The Commission also proposes reinforcing, where appropriate and in consultation with the partner country/region, the trade component when programming EU development assistance. This will be done by including:

  • Support for macroeconomic and fiscal reforms: Support to enhance trade capacity should also aim for sound macro-economic and tax policies, to achieve a policy mix that is conducive to improved trading conditions and economic and financial stability.
  • Support for the restructuring and competitiveness of production: In order to support the repositioning process and increase the competitiveness of the private sector in developing countries, a variety of private-sector facilities have been set up at both national and regional levels. Strengthening support services and improving infrastructure has been another core area of EU support.
  • Support for the restructuring and competitiveness of production: Regional integration is supported in the framework of the development strategy. This is the South-South-North approach. Under this approach, the EU is negotiating agreements with regional groupings. It is doing so in South America, with the Mercosur countries, in the Mediterranean, and in South-East Asia. But this approach applies in particular to the economic partnership agreements between the African, Caribbean and Pacific states (ACP) and the EU, for which negotiations started in September 2002.
  • Support for genuine participation in the multilateral trading system: EU assistance in this area is mainly oriented towards assistance for accession to the World Trade Organisation (WTO) and multilateral trade negotiations, support for the implementation of existing and future WTO agreements requiring major financial input, and support for the policy reforms and investment necessary to enhance economic efficiency and ensure greater participation in the world economy. This last area notably includes reform of customs administrations, standards and conformity assessment, services, investment, intellectual property rights, competition policy, the adoption of legislation for appropriate labour standards, and environmental standards.

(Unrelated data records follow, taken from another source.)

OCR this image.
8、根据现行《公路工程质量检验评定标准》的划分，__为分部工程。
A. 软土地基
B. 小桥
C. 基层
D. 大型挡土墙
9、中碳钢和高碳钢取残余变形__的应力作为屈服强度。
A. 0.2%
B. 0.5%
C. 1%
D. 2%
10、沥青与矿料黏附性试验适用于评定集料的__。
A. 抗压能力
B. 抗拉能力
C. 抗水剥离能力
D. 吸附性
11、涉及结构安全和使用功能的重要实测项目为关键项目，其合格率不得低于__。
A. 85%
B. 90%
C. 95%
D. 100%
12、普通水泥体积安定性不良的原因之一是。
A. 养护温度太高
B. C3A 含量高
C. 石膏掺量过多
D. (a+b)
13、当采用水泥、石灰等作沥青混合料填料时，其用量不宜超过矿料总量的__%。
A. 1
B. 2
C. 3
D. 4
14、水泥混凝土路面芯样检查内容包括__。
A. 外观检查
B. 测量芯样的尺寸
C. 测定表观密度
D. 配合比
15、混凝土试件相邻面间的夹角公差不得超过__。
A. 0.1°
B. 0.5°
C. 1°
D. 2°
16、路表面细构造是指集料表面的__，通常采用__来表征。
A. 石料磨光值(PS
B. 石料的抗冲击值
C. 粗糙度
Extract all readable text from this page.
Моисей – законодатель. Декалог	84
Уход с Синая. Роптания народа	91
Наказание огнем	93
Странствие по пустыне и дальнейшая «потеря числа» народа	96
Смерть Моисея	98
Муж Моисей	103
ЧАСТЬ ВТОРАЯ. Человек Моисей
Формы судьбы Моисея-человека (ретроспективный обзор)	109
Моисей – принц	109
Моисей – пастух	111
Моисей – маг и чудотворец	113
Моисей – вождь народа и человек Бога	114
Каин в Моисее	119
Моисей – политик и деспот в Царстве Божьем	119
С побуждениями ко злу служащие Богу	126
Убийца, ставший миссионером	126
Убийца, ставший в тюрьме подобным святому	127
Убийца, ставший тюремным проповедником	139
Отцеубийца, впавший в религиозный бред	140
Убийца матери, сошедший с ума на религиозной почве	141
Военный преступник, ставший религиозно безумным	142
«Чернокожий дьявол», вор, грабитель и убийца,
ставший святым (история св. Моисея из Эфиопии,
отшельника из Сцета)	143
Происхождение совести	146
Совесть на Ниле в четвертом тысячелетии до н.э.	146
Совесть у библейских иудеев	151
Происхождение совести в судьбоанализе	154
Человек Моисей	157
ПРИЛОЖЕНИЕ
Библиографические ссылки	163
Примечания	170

The Commission is also examining the scope for funding trade-related assistance initiatives that benefit all developing countries, especially in collaboration with multilateral agencies. At present, practically all EU development assistance is provided on a country/region basis. Yet this is an area in which it is very important to support multilateral initiatives in collaboration with international organisations, without confining them to specific countries or regions.


It is important to make the most of the linkages between trade and all other areas important for sustainable development, and to ensure the consistency between the various EU policies with an external dimension.

There is a need to review existing mechanisms to improve coordination with Member States and to promote a greater exchange of “best practices” between the Commission and Member States and between Member States themselves.

Closer cooperation with international organisations with specific expertise in trade and trade-related matters is also encouraged.

The EU should also encourage regional development banks (such as the African Development Bank, the Asian Development Bank and the Interamerican Development Bank) to devote additional resources to capacity-building programmes in the sphere of trade.

The communication encourages the EU to support the WTO Secretariat in matters of technical assistance, and to continue contributing to the Trust Fund for the Doha Development Agenda.